From it’s inception, bias has been considered a binary readout, i.e. if
cyclic AMP and β-arrestin assays are used to discern signaling,
compounds would fall into one of two groups (or perhaps a third that did
not discern pathways). However, these are crude indicators of a more
sophisticated phenomenon, namely the stabilization of a unique receptor
active state and this active state could go on to selectively interact
with a number of other proteins in the cell to show further
differentiations. Therefore, from the first binary test of agonism in
two pathways, a further series of experiments could be done to
delineate finer texture in the signaling produced by the molecule.
Currently, sophisticated readouts of receptor activation of signaling
components are being used to detect and quantify bias in ways that go
beyond a binary readout.
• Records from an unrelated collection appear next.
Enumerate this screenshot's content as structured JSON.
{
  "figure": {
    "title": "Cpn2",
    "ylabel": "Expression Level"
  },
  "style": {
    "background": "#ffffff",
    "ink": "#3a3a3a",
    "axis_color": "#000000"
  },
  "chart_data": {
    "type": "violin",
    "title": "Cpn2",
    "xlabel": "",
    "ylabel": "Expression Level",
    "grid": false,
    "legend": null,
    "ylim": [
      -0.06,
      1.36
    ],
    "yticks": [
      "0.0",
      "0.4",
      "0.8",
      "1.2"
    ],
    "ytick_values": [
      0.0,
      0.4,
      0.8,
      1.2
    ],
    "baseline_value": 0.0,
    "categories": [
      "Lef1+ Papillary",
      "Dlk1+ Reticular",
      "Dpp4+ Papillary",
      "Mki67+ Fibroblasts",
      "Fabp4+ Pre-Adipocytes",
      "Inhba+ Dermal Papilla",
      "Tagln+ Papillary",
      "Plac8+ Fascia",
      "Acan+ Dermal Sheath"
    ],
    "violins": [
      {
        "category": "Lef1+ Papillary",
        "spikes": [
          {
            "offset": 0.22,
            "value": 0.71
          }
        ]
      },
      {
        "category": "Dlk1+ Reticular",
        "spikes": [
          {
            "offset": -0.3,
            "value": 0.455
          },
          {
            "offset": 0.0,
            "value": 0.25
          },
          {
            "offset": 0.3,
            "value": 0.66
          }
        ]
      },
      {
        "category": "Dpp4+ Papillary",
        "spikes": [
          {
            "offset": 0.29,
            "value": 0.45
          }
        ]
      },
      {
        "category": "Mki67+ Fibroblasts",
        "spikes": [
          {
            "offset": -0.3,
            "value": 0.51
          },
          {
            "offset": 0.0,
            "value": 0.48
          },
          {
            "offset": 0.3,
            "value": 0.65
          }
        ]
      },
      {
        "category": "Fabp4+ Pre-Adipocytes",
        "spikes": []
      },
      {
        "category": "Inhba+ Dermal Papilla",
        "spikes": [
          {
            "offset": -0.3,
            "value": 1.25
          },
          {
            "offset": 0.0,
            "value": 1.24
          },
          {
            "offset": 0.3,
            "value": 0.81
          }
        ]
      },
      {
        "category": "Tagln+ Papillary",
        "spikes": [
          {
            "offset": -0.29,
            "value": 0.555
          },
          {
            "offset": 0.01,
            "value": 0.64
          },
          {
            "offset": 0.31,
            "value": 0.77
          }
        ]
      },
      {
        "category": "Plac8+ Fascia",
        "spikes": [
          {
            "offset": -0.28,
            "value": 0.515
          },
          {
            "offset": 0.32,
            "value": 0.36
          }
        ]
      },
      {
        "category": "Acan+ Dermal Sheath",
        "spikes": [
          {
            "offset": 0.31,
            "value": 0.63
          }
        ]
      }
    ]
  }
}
For example, measuring biased signaling through
monitoring G protein subunits allows estimation of imbalances in
neurotransmission (Park et al, 2023). New assays have been developed to
determine micro-interactions of receptors with the complete complement
of G proteins in a cell (Olsen et al, 2020). The application of
pathway-selective bioluminescence resonance energy transfer (BRET)
biosensors that monitor the engagement and activation of signaling
effectors downstream of G proteins (including phospholipase C (PLC),
p63RhoGEF, protein kinase C (PKC), and Rho), allow clustering of
compounds into different subfamilies of biased ligands. These effects,
in turn, show bias among G protein subtypes, in terms of not only
functional selectivity between Gαq and β-arrestin but, interestingly,
bias through the engagement of different G proteins to activate a common
effector. Through a suite of BRET biosensors, a fingerprint of
angiotensin receptor agonism has the ability to provide a view of
signaling at various levels of GPCR activation – see Fig 2 (Namkung et
al, 2018). Nanoluciferase-based complementation assays also have been
used to provide textured readouts of biased signaling (Laschet et al,
2019) and genetically-encoded
fluorescent biosensors have been employed to illuminate spatiotemporal
biased signaling (Kayser et al, 2023).